The main outputs of the pipelines are:

  • <output dir>/all_samples/pan_genome/pan_genome.fasta - pan genome genomic sequences. These include the reference genome + all novel sequences collected from all HQ and LQ samples.
  • <output dir>/all_samples/pan_genome/all_novel.fasta - only novel genomic sequences (from HQ and LQ samples)
  • <output dir>/all_samples/pan_genome/pan_genes.gff - all pan genome gene models (GFF3 format), including reference and non-reference genes.

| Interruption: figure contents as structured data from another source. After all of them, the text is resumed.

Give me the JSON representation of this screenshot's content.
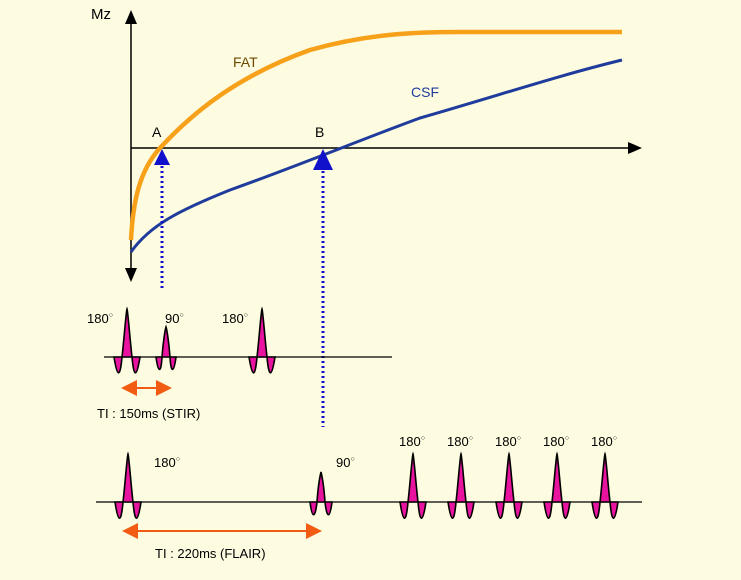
{
  "axis": {
    "y_label": "Mz"
  },
  "curves": {
    "fat": {
      "label": "FAT",
      "color": "#f7a11a"
    },
    "csf": {
      "label": "CSF",
      "color": "#1f3c9c"
    }
  },
  "crossings": {
    "a": "A",
    "b": "B",
    "marker_color": "#1111cc"
  },
  "pulse_color": "#e8139e",
  "stir": {
    "pulses": [
      {
        "label": "180",
        "degree": "○"
      },
      {
        "label": "90",
        "degree": "○"
      },
      {
        "label": "180",
        "degree": "○"
      }
    ],
    "ti_label": "TI : 150ms (STIR)"
  },
  "flair": {
    "pulses": [
      {
        "label": "180",
        "degree": "○"
      },
      {
        "label": "90",
        "degree": "○"
      }
    ],
    "train_label": "180",
    "train_degree": "○",
    "train_count": 5,
    "ti_label": "TI : 220ms (FLAIR)"
  },
  "arrow_color": "#f25b12"
}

  • <output dir>/all_samples/pan_genome/pan_proteome.fasta - protein sequences for all reference and non-reference genes.
  • <output dir>/all_samples/pan_genome/pan_PAV.tsv - the gene presence/absence matrix, as a tab-separated-values (TSV) table.
  • <output dir>/all_samples/stats/report.html/ipynb - a statistical report about the constructed pan genome, in html and Jupyter notebook formats.